Шрифт:
Интервал:
Закладка:
— Обожди, попьем чаю, — сказал Макаров, рослый сержант, за приплюснутый нос и жестокость прозванный Перебейносом.
Через десять минут они завели меня в маленькую избушку около вахты, где иногда делали особенно тщательный обыск, раздевая догола. Избушку построили не ради зеков — зимой, на морозе, надзирателям было неудобно обыскивать голыми руками, а какой тщательный обыск в рукавицах?
— Ну что же, — сказал Перебейнос и лениво ударил меня в подбородок. Удар был довольно сильный, но в настоящей драке я мог бы удержаться на ногах, тут же предпочел свалиться. Я постарался расслабить мышцы, чтобы было не так больно, и защищал лицо и пах от пинков, которые градом посыпались на меня. Второй надзиратель, щуплый молдаванин Паштет — никто не знал его настоящей фамилии и почему его так прозвали — несколько раз ударил меня палкой, которая валялась в «раздевалке», наверно, осталась от других экзекуций. Они скоро перестали — скучно бить человека, который никак не реагирует на побои, да и к тому же хотели продолжать чаевать.
В нормальных условиях, на равных правах, я, возможно, справился бы с ними — Перебейнос был здоровенным, но довольно неуклюжим детиной. Службист, тупой и мстительный, он был из тех, о которых в лагере говорят: «Вологодский конвой шутить не любит». Однажды, когда Мартиросян рассказывал в бараке очередной анекдот о вологодских надзирателях (о них ходило множество побасенок, например классическое изречение: «Если беглеца собака не догонит, пуля не догонит, тогда я лапти сыму и сам догоню»), незаметно вошел Макаров и, подслушав, сердито выпалил: «Ты, зверь, чаво обижаешь моих земляков?» — что в свою очередь стало анекдотом.

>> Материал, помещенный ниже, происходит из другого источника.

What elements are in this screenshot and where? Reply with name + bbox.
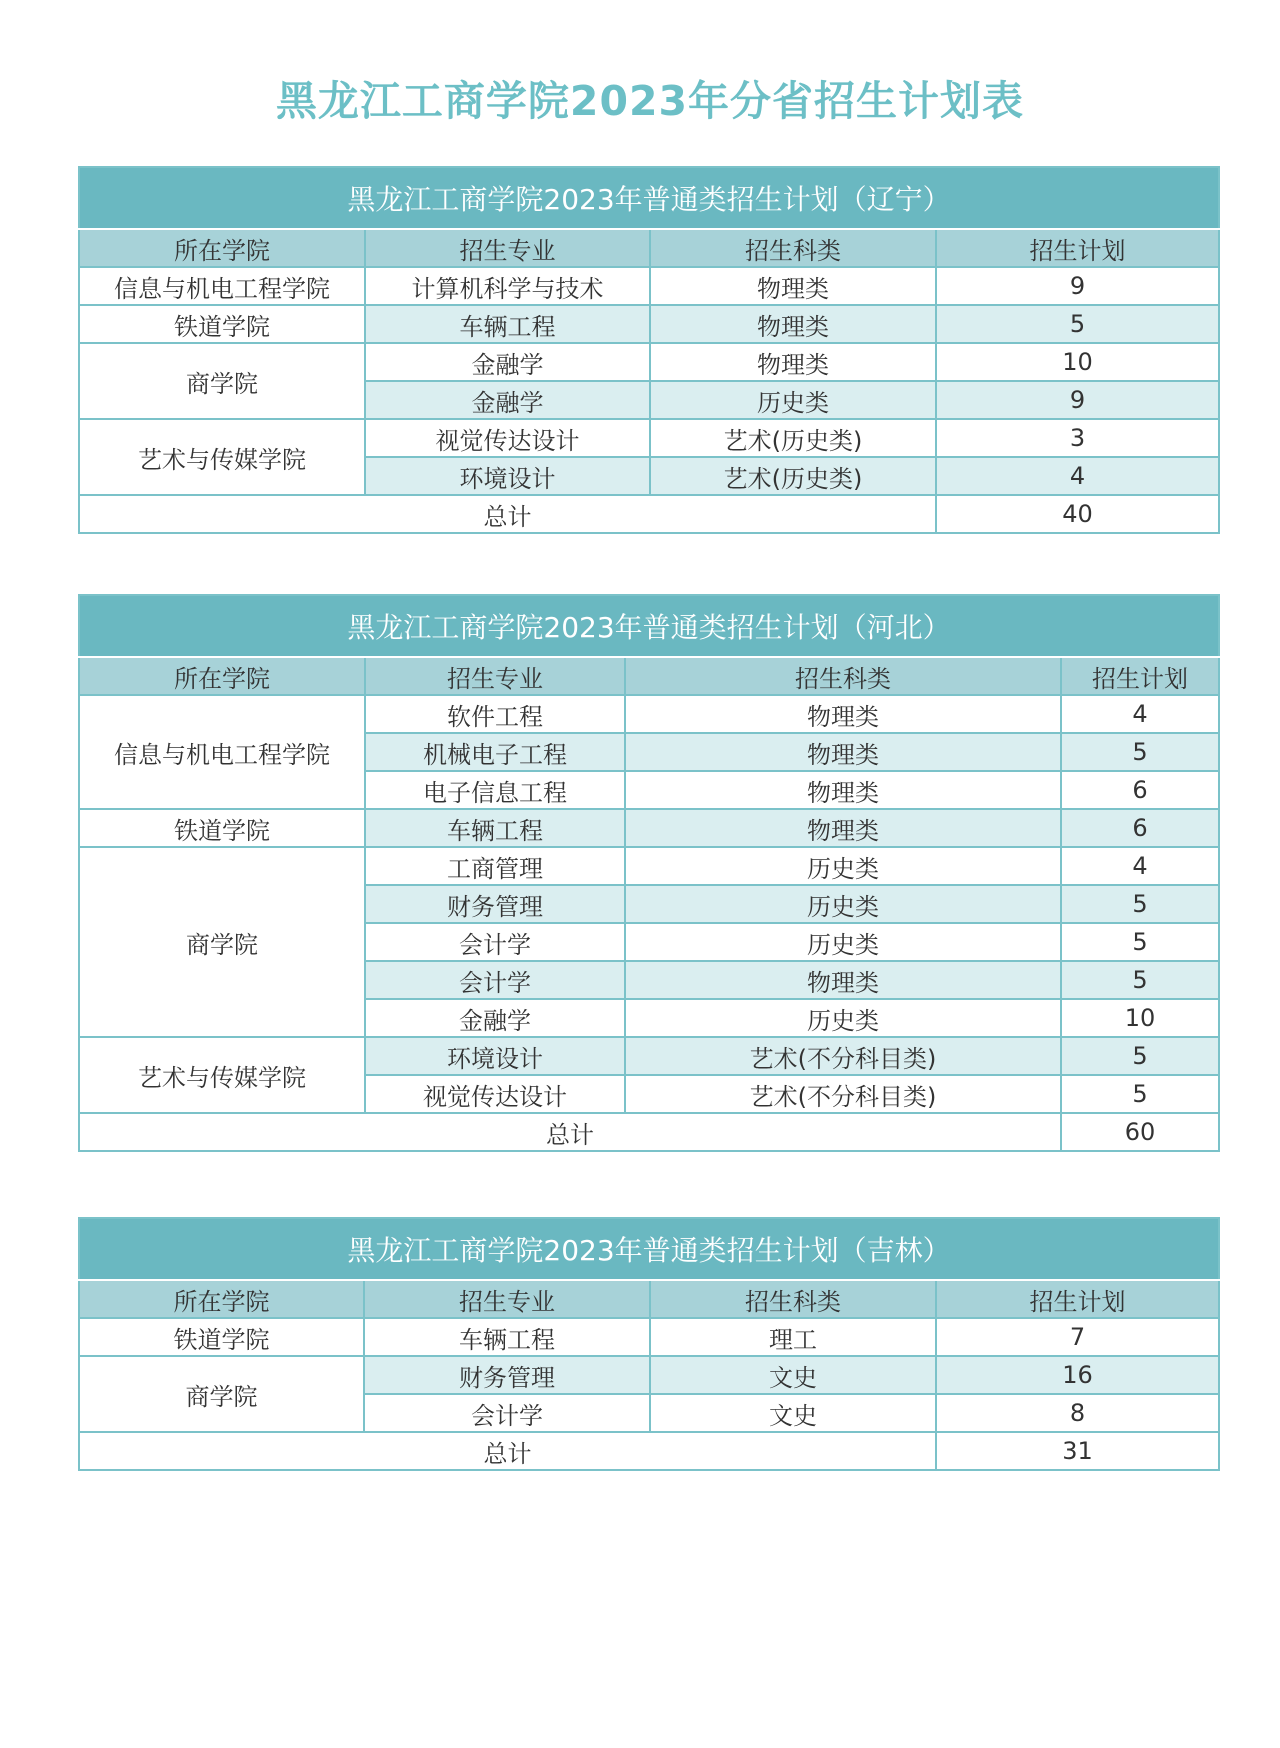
page-title: 黑龙江工商学院2023年分省招生计划表 <box>275 77 1025 125</box>
major-cell: 计算机科学与技术 <box>365 267 650 305</box>
total-row <box>79 1113 1219 1151</box>
plan-cell: 7 <box>936 1318 1219 1356</box>
table-row <box>79 1356 1219 1394</box>
hebei-plan-table <box>78 594 1220 1152</box>
plan-cell: 16 <box>936 1356 1219 1394</box>
major-cell: 会计学 <box>365 961 625 999</box>
header-major: 招生专业 <box>365 229 650 267</box>
plan-cell: 5 <box>1061 961 1219 999</box>
major-cell: 金融学 <box>365 343 650 381</box>
total-label: 总计 <box>79 495 936 533</box>
college-cell: 商学院 <box>79 343 365 419</box>
plan-cell: 9 <box>936 267 1219 305</box>
category-cell: 物理类 <box>625 733 1061 771</box>
header-plan: 招生计划 <box>1061 657 1219 695</box>
header-college: 所在学院 <box>79 1280 364 1318</box>
category-cell: 艺术(不分科目类) <box>625 1075 1061 1113</box>
table-row <box>79 419 1219 457</box>
category-cell: 历史类 <box>625 999 1061 1037</box>
category-cell: 物理类 <box>625 771 1061 809</box>
header-major: 招生专业 <box>364 1280 650 1318</box>
category-cell: 文史 <box>650 1356 936 1394</box>
jilin-plan-table <box>78 1217 1220 1471</box>
major-cell: 环境设计 <box>365 457 650 495</box>
plan-cell: 6 <box>1061 809 1219 847</box>
college-cell: 铁道学院 <box>79 305 365 343</box>
table-row <box>79 1318 1219 1356</box>
college-cell: 商学院 <box>79 847 365 1037</box>
plan-cell: 9 <box>936 381 1219 419</box>
liaoning-plan-table <box>78 166 1220 534</box>
college-cell: 商学院 <box>79 1356 364 1432</box>
table-row <box>79 847 1219 885</box>
category-cell: 历史类 <box>625 847 1061 885</box>
total-value: 60 <box>1061 1113 1219 1151</box>
category-cell: 物理类 <box>650 305 936 343</box>
total-label: 总计 <box>79 1113 1061 1151</box>
header-plan: 招生计划 <box>936 229 1219 267</box>
major-cell: 财务管理 <box>365 885 625 923</box>
plan-cell: 4 <box>1061 695 1219 733</box>
major-cell: 环境设计 <box>365 1037 625 1075</box>
header-category: 招生科类 <box>625 657 1061 695</box>
college-cell: 艺术与传媒学院 <box>79 1037 365 1113</box>
table-row <box>79 809 1219 847</box>
table-title: 黑龙江工商学院2023年普通类招生计划（河北） <box>79 595 1219 657</box>
category-cell: 物理类 <box>625 695 1061 733</box>
major-cell: 会计学 <box>364 1394 650 1432</box>
table-row <box>79 267 1219 305</box>
major-cell: 金融学 <box>365 381 650 419</box>
plan-cell: 5 <box>1061 885 1219 923</box>
category-cell: 艺术(历史类) <box>650 457 936 495</box>
category-cell: 艺术(不分科目类) <box>625 1037 1061 1075</box>
total-value: 31 <box>936 1432 1219 1470</box>
category-cell: 物理类 <box>625 961 1061 999</box>
plan-cell: 4 <box>1061 847 1219 885</box>
total-value: 40 <box>936 495 1219 533</box>
category-cell: 物理类 <box>650 343 936 381</box>
college-cell: 信息与机电工程学院 <box>79 267 365 305</box>
major-cell: 财务管理 <box>364 1356 650 1394</box>
header-major: 招生专业 <box>365 657 625 695</box>
header-college: 所在学院 <box>79 229 365 267</box>
plan-cell: 3 <box>936 419 1219 457</box>
category-cell: 历史类 <box>625 923 1061 961</box>
header-category: 招生科类 <box>650 1280 936 1318</box>
plan-cell: 5 <box>1061 1075 1219 1113</box>
category-cell: 理工 <box>650 1318 936 1356</box>
table-header-row <box>79 229 1219 267</box>
total-row <box>79 495 1219 533</box>
category-cell: 艺术(历史类) <box>650 419 936 457</box>
table-row <box>79 1037 1219 1075</box>
major-cell: 电子信息工程 <box>365 771 625 809</box>
major-cell: 工商管理 <box>365 847 625 885</box>
major-cell: 车辆工程 <box>365 305 650 343</box>
plan-cell: 10 <box>1061 999 1219 1037</box>
major-cell: 金融学 <box>365 999 625 1037</box>
plan-cell: 5 <box>1061 733 1219 771</box>
college-cell: 艺术与传媒学院 <box>79 419 365 495</box>
table-row <box>79 343 1219 381</box>
major-cell: 视觉传达设计 <box>365 1075 625 1113</box>
plan-cell: 10 <box>936 343 1219 381</box>
college-cell: 铁道学院 <box>79 809 365 847</box>
plan-cell: 8 <box>936 1394 1219 1432</box>
table-row <box>79 695 1219 733</box>
total-label: 总计 <box>79 1432 936 1470</box>
major-cell: 车辆工程 <box>365 809 625 847</box>
table-header-row <box>79 1280 1219 1318</box>
category-cell: 物理类 <box>625 809 1061 847</box>
major-cell: 会计学 <box>365 923 625 961</box>
major-cell: 机械电子工程 <box>365 733 625 771</box>
total-row <box>79 1432 1219 1470</box>
header-college: 所在学院 <box>79 657 365 695</box>
plan-cell: 6 <box>1061 771 1219 809</box>
header-plan: 招生计划 <box>936 1280 1219 1318</box>
college-cell: 铁道学院 <box>79 1318 364 1356</box>
plan-cell: 5 <box>1061 923 1219 961</box>
plan-cell: 5 <box>936 305 1219 343</box>
table-row <box>79 305 1219 343</box>
category-cell: 物理类 <box>650 267 936 305</box>
plan-cell: 5 <box>1061 1037 1219 1075</box>
major-cell: 视觉传达设计 <box>365 419 650 457</box>
category-cell: 历史类 <box>650 381 936 419</box>
category-cell: 文史 <box>650 1394 936 1432</box>
category-cell: 历史类 <box>625 885 1061 923</box>
table-title: 黑龙江工商学院2023年普通类招生计划（吉林） <box>79 1218 1219 1280</box>
plan-cell: 4 <box>936 457 1219 495</box>
table-title: 黑龙江工商学院2023年普通类招生计划（辽宁） <box>79 167 1219 229</box>
major-cell: 车辆工程 <box>364 1318 650 1356</box>
header-category: 招生科类 <box>650 229 936 267</box>
table-header-row <box>79 657 1219 695</box>
major-cell: 软件工程 <box>365 695 625 733</box>
college-cell: 信息与机电工程学院 <box>79 695 365 809</box>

…Мужество и человеческое достоинство. Для меня раньше было немыслимо получить удар и не ответить, если только не свалишься с ног. Но пришлось в этом отношении перевоспитаться, иначе погибнешь в лагере! Бывали здесь случаи, когда люди бунтовали, не желая или не умея стерпеть побои, но надзиратели оказывались всегда сильнее! Был на «Днепровском» Миша Зайцев, большой, сильный парень, которого в лагере никто не мог побить (кроме разве Игоря Суринова). Очень спокойный, он никогда не дрался без причины, но его опасались, он был специалистом по дзюдо и каратэ. Однажды, будучи бригадиром, он напился у вольных и попал в изолятор, где стал сильно шуметь. Перебейноса он изрядно избил, потом еще троих надзирателей, которые явились с дубинками. Тогда запустили к нему двух собак и шесть надзирателей. Били его долго и старательно. Почти полгода лежал бригадир в санчасти, я не узнал его сперва, когда он вернулся в барак. Парень хромал — они ему перебили ноги ломом, чистый лоб был изуродован красной подковой от удара большим замком. Через три месяца Мишу парализовало, его перевезли на Левый, где он скоро умер…
В изоляторе с меня сняли телогрейку, пиджак и брюки и закрыли в крайней камере. Бетон на полу и стенах был еще сырым, но, несмотря на это, я растянулся на холодном полу и попытался уснуть. Однако не тут-то было: все тело болело и ныло, при слабом свете высокого окошка я обнаружил большие кровоподтеки на руках и ногах.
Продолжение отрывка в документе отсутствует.